The correct option is A $4.92K$

For the reaction A
$log\frac{k^{\prime }}{k}=\frac{E}{2.303R}\left[\frac{T^{\prime }-T}{T{T}^{\prime }}\right]$
$k^{\prime }=2k$
$T=300K{T}^{\prime }=310K$
Substitute values in the above equation.
$log\frac{2k}{k}=\frac{E}{2.303R}\left[\frac{310-300}{300\times 310}\right]$
$log2=\frac{E}{2.303R}\left[\frac{10}{300\times 310}\right]$ ......(1)
For the reaction B
$log\frac{k^{\prime }}{k}=\frac{E}{2.303R}\left[\frac{T^{\prime }-T}{T{T}^{\prime }}\right]$
$k^{\prime }=2k$
$E_a\left(B\right)=2E_a\left(A\right)$
$T=300K{T}^{\prime }=?$
Substitute values in the above equation.
$log\frac{2k}{k}=\frac{2E}{2.303R}\left[\frac{T^{\prime }-300}{300\times T^{\prime }}\right]$
$log2=\frac{2E}{2.303R}\left[\frac{T^{\prime }-300}{300\times T^{\prime }}\right]$ ......(2)

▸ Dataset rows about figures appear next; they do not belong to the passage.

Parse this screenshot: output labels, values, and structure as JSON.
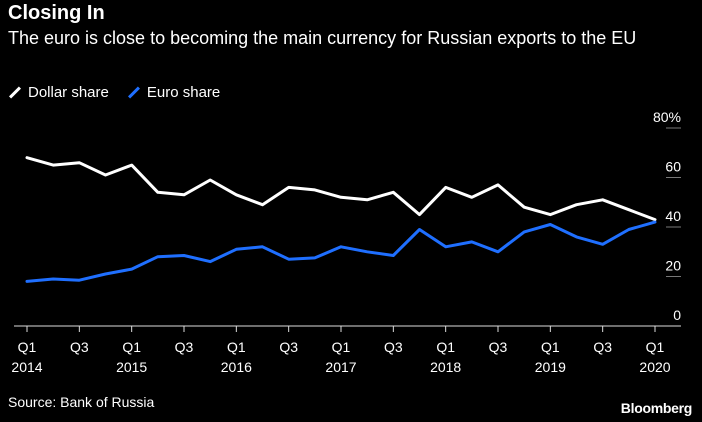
{
  "chart_data": {
    "type": "line",
    "title": "Closing In",
    "subtitle": "The euro is close to becoming the main currency for Russian exports to the EU",
    "x": [
      "2014 Q1",
      "2014 Q2",
      "2014 Q3",
      "2014 Q4",
      "2015 Q1",
      "2015 Q2",
      "2015 Q3",
      "2015 Q4",
      "2016 Q1",
      "2016 Q2",
      "2016 Q3",
      "2016 Q4",
      "2017 Q1",
      "2017 Q2",
      "2017 Q3",
      "2017 Q4",
      "2018 Q1",
      "2018 Q2",
      "2018 Q3",
      "2018 Q4",
      "2019 Q1",
      "2019 Q2",
      "2019 Q3",
      "2019 Q4",
      "2020 Q1"
    ],
    "series": [
      {
        "name": "Dollar share",
        "color": "#ffffff",
        "values": [
          68,
          65,
          66,
          61,
          65,
          54,
          53,
          59,
          53,
          49,
          56,
          55,
          52,
          51,
          54,
          45,
          56,
          52,
          57,
          48,
          45,
          49,
          51,
          47,
          43
        ]
      },
      {
        "name": "Euro share",
        "color": "#1f6fff",
        "values": [
          18,
          19,
          18.5,
          21,
          23,
          28,
          28.5,
          26,
          31,
          32,
          27,
          27.5,
          32,
          30,
          28.5,
          39,
          32,
          34,
          30,
          38,
          41,
          36,
          33,
          39,
          42
        ]
      }
    ],
    "ylim": [
      0,
      80
    ],
    "yticks": [
      "80%",
      "60",
      "40",
      "20",
      "0"
    ],
    "ytick_values": [
      80,
      60,
      40,
      20,
      0
    ],
    "xtick_labels": [
      {
        "q": "Q1",
        "year": "2014",
        "index": 0
      },
      {
        "q": "Q3",
        "year": "",
        "index": 2
      },
      {
        "q": "Q1",
        "year": "2015",
        "index": 4
      },
      {
        "q": "Q3",
        "year": "",
        "index": 6
      },
      {
        "q": "Q1",
        "year": "2016",
        "index": 8
      },
      {
        "q": "Q3",
        "year": "",
        "index": 10
      },
      {
        "q": "Q1",
        "year": "2017",
        "index": 12
      },
      {
        "q": "Q3",
        "year": "",
        "index": 14
      },
      {
        "q": "Q1",
        "year": "2018",
        "index": 16
      },
      {
        "q": "Q3",
        "year": "",
        "index": 18
      },
      {
        "q": "Q1",
        "year": "2019",
        "index": 20
      },
      {
        "q": "Q3",
        "year": "",
        "index": 22
      },
      {
        "q": "Q1",
        "year": "2020",
        "index": 24
      }
    ]
  },
  "source": "Source: Bank of Russia",
  "brand": "Bloomberg"
}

Divide equation (2) with (1)
$\frac{log2}{log2}=\frac{\frac{2E}{2.303R}}{\frac{E}{2.303R}}\times \frac{\left[\frac{T^{\prime }-300}{300\times T^{\prime }}\right]}{\left[\frac{10}{300\times 310}\right]}$
$1=2\times \frac{\left[\frac{T^{\prime }-300}{T^{\prime }}\right]}{\left[\frac{1}{31}\right]}$
$\frac{1}{62}=\left[\frac{T^{\prime }-300}{T^{\prime }}\right]$
$T^{\prime }-300=0.01613T^{\prime }$
$0.9838T^{\prime }=300$
$T^{\prime }=304.92K$
Hence, the temperature of reaction B should be increased from 300K by $304.92-300=4.92K$.